Solving Deforestation, Protecting and Managing Key Water Catchments in Malawi Using Smart Public and Private Partnerships
- Kenneth A. Wiyo
- Lameck Fiwa
- Weston Mwase
AbstractDeforestation, habitat loss and forest degradation are the most critical issues facing Malawi today driven by higher population growth. Deforestation in water catchments has a direct link to the blackouts of the state-owned power producing company (Electricity Supply Commission of Malawi, ESCOM) and to the inadequate water supply by the semi-public Water Boards, both in dry and wet seasons due to sedimentation and low flows in the rivers. As a result, water and power utilities, private sector and communities are all severely affected by the impacts of deforestation.
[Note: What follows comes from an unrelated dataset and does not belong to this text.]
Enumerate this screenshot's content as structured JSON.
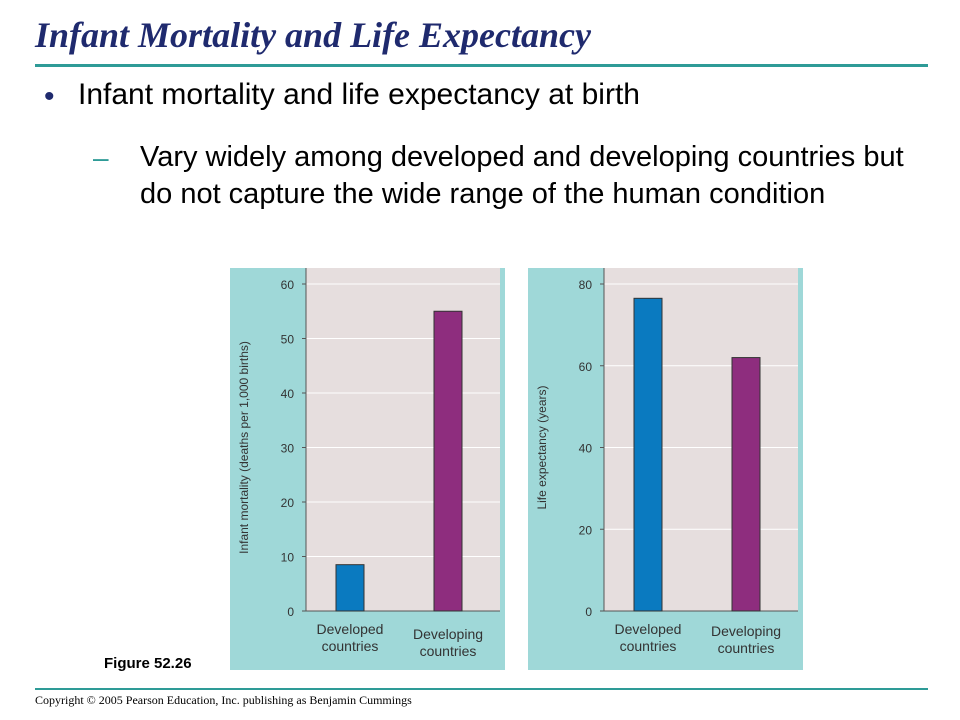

To solve deforestation in Malawi, the country requires a multi-sectoral integrated approach through creation of smart partnerships between public, semi-public and private sectors to support community-based afforestation and forest regeneration programmes. It is proposed that Malawi Reforestation and Environmental Protection Authority (MAREPA) be established through an Act of Parliament to collect funds and finance afforestation and forest regeneration activities. A small non-prohibitive tax (administrative levy) on selected key products, such as water, beer, electricity, sugar, tea, coffee, and tobacco, could be introduced to finance the MAREPA fund. This will be achieved through Payment for Ecosystem Services (PES), where a smart partnership among government, semi-public water and power utilities, private sector, development partners, and civil society would be paying for services rendered through conservation of forest resources which in turn reduces sedimentation in key water catchments. The ecosystem services could include carbon sequestration, water protection for consumption and hydroelectric power generation, biodiversity conservation, and natural landscape preservation. The proposed MAREPA can provide a way to finance sustainably afforestation and forest regeneration programmes instead of various stakeholders independently tackling deforestation in Malawi without coordination. A multi-sectorial taskforce could be formed to carefully review the feasibility of MAREPA and set a regulatory framework and a tax regime to cover annual funding needs for Malawi’s afforestation and forest regeneration aims.